NAPOLI – Interno con Marmi è l’opera di Flavio Favelli presentata per il nono appuntamento di “Incontri Sensibili” , le mostre focus del Museo e Real Bosco di Capodimonte che pongono in dialogo gli artisti contemporanei con le collezioni del Museo.

L’installazione, a cura di Angela Tecce e Sylvain Bellenger, con la collaborazione di
Luciana Berti, è stata ideata in relazione al Ciborio, realizzato tra il 1619 e il 1623, su progetto di Cosimo Fanzago per contenere il Santissimo Sacramento nella
chiesa di Santa Patrizia a Napoli.
Una vera e propria architettura in miniatura, impreziosita dalla tecnica del commesso marmoreo che imita tralci vegetali, vasi con fiori e uccellini, un monumentale tabernacolo del barocco napoletano in bronzo dorato, rame dorato, marmi policromi e
pietre dure (diaspri, ametista, agata, lapislazzuli).
Un dialogo che non si limita al tabernacolo ma che si estende anche alle altre opere esposte nella mostra “ Oltre Caravaggio. Un nuovo racconto della pittura a Napoli” , a cura di Stefano Causa e Patrizia Piscitello.
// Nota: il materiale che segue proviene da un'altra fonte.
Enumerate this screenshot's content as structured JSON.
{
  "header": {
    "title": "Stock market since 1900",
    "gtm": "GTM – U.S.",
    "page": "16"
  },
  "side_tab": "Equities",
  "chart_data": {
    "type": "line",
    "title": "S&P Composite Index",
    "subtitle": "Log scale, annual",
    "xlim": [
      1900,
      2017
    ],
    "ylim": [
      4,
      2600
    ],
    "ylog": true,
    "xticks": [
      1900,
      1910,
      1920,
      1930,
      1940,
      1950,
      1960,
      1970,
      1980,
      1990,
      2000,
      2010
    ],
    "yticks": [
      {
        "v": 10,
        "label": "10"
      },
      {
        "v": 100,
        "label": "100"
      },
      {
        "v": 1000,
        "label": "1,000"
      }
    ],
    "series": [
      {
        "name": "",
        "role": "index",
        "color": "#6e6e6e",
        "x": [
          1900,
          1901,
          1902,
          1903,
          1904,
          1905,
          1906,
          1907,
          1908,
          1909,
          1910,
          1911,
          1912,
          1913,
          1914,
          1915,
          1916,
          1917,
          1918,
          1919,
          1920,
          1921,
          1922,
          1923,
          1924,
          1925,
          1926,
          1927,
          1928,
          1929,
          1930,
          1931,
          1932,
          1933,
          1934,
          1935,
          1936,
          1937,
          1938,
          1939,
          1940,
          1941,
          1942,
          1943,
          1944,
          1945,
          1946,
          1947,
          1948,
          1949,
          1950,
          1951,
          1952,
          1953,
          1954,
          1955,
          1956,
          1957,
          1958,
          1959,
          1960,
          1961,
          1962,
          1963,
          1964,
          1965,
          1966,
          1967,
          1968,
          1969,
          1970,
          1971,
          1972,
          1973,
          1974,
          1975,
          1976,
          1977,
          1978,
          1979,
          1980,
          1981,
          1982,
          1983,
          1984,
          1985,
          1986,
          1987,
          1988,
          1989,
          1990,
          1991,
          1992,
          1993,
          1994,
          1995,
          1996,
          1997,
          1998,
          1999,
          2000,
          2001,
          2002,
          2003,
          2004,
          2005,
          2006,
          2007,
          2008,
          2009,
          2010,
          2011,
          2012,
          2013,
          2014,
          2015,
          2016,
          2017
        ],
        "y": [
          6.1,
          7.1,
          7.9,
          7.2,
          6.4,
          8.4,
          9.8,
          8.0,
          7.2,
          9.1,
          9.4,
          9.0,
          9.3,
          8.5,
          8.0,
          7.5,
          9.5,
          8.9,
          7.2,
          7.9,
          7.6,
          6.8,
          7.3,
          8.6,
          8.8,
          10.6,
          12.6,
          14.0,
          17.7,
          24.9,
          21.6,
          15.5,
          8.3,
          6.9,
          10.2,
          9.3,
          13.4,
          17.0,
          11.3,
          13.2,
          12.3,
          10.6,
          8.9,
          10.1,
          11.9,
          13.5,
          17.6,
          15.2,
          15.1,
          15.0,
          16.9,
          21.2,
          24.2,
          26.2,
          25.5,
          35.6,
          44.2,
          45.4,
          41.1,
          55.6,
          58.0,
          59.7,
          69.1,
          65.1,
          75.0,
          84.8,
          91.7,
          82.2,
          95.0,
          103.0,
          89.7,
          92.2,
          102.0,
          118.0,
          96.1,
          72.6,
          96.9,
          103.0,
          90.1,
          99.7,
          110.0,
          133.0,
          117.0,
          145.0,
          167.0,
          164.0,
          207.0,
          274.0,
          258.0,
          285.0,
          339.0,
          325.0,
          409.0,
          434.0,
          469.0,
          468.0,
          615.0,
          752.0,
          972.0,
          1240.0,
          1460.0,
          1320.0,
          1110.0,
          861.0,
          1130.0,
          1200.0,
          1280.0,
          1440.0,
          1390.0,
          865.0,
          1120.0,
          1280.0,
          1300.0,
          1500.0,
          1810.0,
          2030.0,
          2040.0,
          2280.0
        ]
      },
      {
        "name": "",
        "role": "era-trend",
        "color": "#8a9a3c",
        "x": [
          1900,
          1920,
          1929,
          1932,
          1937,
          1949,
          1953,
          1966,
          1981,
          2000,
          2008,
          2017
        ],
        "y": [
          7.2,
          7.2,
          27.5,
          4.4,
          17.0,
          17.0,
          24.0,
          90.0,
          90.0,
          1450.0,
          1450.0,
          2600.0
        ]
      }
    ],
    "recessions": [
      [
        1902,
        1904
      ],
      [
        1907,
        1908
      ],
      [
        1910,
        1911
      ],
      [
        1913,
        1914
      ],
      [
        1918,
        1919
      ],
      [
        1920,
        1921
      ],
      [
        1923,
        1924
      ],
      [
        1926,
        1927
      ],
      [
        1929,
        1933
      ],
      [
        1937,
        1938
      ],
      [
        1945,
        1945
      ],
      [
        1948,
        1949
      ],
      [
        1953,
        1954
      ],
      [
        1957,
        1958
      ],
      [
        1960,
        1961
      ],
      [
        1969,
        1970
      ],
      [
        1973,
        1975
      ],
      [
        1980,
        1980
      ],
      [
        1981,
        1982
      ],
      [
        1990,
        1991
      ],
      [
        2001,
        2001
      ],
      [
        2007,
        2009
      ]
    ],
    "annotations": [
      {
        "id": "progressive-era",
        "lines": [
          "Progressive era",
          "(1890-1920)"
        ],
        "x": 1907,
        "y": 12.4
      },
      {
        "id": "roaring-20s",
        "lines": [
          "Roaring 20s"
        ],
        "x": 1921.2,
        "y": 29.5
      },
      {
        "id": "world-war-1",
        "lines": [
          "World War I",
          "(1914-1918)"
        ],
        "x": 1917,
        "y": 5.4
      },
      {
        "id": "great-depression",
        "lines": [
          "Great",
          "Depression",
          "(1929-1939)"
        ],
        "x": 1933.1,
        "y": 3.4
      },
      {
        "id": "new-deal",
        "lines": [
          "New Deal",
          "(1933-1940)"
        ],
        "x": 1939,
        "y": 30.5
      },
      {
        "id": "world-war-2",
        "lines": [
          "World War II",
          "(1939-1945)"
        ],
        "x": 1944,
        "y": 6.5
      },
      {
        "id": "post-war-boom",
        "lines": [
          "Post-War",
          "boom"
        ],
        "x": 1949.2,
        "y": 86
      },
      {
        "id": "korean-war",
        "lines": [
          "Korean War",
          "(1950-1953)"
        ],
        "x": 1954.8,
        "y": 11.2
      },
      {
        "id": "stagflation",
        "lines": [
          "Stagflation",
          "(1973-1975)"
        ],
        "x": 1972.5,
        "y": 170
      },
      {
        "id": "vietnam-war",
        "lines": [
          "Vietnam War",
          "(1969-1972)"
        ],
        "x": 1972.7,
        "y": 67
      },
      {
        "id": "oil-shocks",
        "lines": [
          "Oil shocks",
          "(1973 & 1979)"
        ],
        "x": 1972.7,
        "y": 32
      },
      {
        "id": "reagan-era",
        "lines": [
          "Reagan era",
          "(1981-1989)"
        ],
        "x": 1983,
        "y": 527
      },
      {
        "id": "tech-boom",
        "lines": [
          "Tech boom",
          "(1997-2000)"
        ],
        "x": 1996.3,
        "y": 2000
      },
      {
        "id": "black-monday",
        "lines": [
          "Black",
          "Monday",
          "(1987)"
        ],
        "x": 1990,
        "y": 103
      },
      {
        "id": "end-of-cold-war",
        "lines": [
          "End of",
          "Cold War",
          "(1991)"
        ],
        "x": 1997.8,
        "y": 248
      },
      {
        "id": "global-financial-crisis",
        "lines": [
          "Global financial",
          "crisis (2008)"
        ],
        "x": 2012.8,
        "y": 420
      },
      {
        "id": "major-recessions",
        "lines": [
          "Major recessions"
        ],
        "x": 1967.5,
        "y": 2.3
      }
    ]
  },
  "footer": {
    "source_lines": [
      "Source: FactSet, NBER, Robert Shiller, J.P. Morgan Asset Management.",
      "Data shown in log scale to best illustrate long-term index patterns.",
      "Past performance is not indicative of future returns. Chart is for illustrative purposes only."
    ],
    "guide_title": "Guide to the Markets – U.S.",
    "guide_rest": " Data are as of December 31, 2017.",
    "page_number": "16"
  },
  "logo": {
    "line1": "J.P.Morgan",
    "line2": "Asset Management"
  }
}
Interno con Marmi è composta da materia li di varia provenienza, marmo e legno, che evocano gli ambienti domestici delle case borghesi italiane. L’opera produce uno spazio ambiguo e instabile, giocato su pochi colori omogenei, con punti ciechi e vani angusti, risultando in forte contrasto con la simmetria e la preziosità del Ciborio, espressione del Barocco napoletano. Come un monumento su un piedistallo, l’opera di Favelli riunisce in sé frammenti di memorie personali e collettive. Allo stesso tempo, pone a confronto due modelli estetici e culturali, votati entrambi a custodire un mistero inconoscibile. “Ho pensato di realizzare quest’opera come una
costruzione effimera, avendo in mente l’idea del baldacchino e del ciborio, del quale trovo
interessante anche la funzione di contenitore dell’Eucarestia. Quando ho finito di assemblare l’opera, mi è sembrata simile a un’edicola – cippo , a un mausoleo, che
rimanda  appunto a qualcosa di funereo, un ambito desueto al giorno d’oggi, a meno
che non si abbia una tomba di famiglia. – riflette l’artista – La base conferisce un
carattere monumentale all’installazione. Rispetto al Ciborio di Santa Patrizia, i piani sono ribaltati, mentre ad avvicinare le due opere è l’uso di materiali preziosi
come il marmo portoro”. Oltre che dal tabernacolo, l’artista ha tratto ispirazione dai
piccoli altari trovati sull’isola di Creta e in Uzbekistan, come lui stesso racconta: “Di recente sono stato in Uzbekistan e a Creta dove ho visto altarini sui cigli della strada e piccoli cimiteri recintati con ferro arrugginito. Queste strutture per quanto riferite a due paesi diversi e distanti, si somigliano in quanto oggetti religiosi, spirituali e funerei, sul cui significato profondo ancora ci si interroga”. Ricordi di viaggio sui quali si innesta un immaginario legato alla provincia italiana, che resta un riferimento culturale costante nella poetica di Favelli. “Ho scelto questo materiale, il legno delle porte realizzate artigianalmente con modanature e in alcuni casi con più strati di vernice,
perché conservano una loro storia. Una delle porte, per esempio, ha due piccoli adesivi della Nastro Azzurro, che rimanda sia al mondo dell’imprenditoria italiana che a una disciplina nobile quale la vela. Quello degli adesivi sui mobili e le porte è un uso
che rimanda agli ambienti domestici degli anni Settanta e Ottanta che conosciamo bene e abbiamo praticato”.